More than a million people thronged Hong Kong’s streets for a New Year’s Day pro-democracy rally, organisers claimed, as protesters looked to carry their movement’s momentum into 2020.
“Based on the counting until 6.15pm (10.15am GMT) and a comparison with the march on June 9, we believe the total turnout for today’s march has surpassed the 1.03 million on June 9,” the Civil Human Rights Front said in a statement, referring to the massive rally last year that kicked off the city’s pro-democracy campaign.
Authorities forced organisers to end the rally earlier than planned after clashes between hardcore protesters and the police.
Hong Kong has been battered by nearly seven months of unrest, which was sparked by a proposal to allow extraditions to mainland China but morphed into a larger revolt against what many fear is Beijing’s tightening control.
Demonstrators gathered in Victoria Park to march across Hong Kong’s main island, through the Causeway Bay district – usually packed with tourists and shoppers – to Central, the commercial heart of the international financial hub.
“It is sad that our demands from 2019 need to be carried forward to 2020,” said Jimmy Sham of the Civil Human Rights Front, the umbrella group that organised the rally to put pressure on the city’s government to respond to protesters’ demands.
“We are expecting more repression to come. We have to actively prepare for the fight,” he told the gathered crowds before the march started.
Many carried banners listing their main demands, including fully free elections in the city, an independent inquiry into the police handling of the protests, and amnesty for the nearly 6,500 people arrested during the movement, nearly a third of them under the age of 20.
Along with huge peaceful rallies, the semi-autonomous city has also witnessed violent clashes, in which the police have fired tear gas and rubber bullets, while protesters have lobbed petrol bombs.
Activists have accused the police of brutality and rights violations, while city authorities – and the central government in Beijing – have accused pro-democracy protesters of rioting.
China has also alleged that the unrest has been fanned by foreign powers, and has bristled at criticism from rights groups and governments of the way the protests have been handled so far.
Organisers had received permission from Hong Kong authorities for the New Year’s Day march, but groups of police in riot gear were present near some parts of the planned route and an AFP reporter saw them stop and search a dozen people.

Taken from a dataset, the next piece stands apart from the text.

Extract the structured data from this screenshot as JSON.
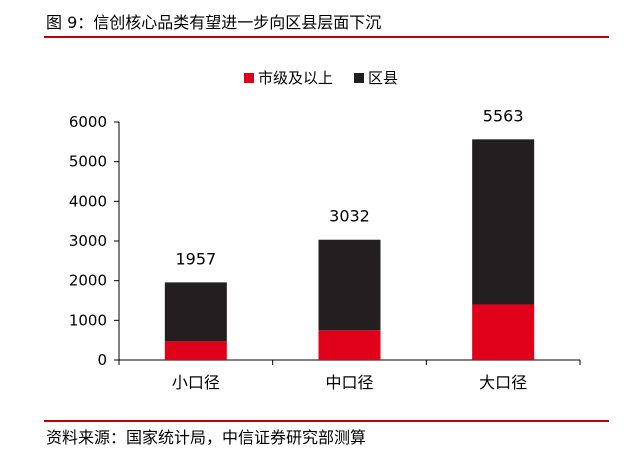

Hong Kong saw in the new year with an evening of peaceful protests that descended into tear gas-choked clashes between hardcore demonstrators and the police overnight.
Thousands of people linked arms to form human chains that stretched for miles along busy shopping streets and neighbourhoods on New Year’s Eve. Later, protesters set fire to barricades in some parts of the city as the police launched 2020’s first volleys of tear gas and used water cannon to disperse the crowds.
The protest movement has become quieter since the city’s pro-democracy camp scored a landslide victory in a municipal-level vote in November – seen as a referendum on the Beijing-backed government – and violent clashes at some of the city’s university campuses.
But protesters have vowed to continue their fight for greater freedoms.
“Hong Kong’s rule of law, human rights, freedom have been eroded gradually,” a masked protester said in a speech at the rally on Wednesday.
“Hong Kong people have been pushed to a hopeless situation. That’s why today we have to come out.”
The unrest that began in June last year is the biggest crisis the former British colony has faced since its return to Chinese rule in 1997.
Under the terms of that handover, Hong Kong enjoys unique freedoms unseen on the mainland, but fears have increased in recent years that they are being chipped away as Beijing exerts more control over the territory.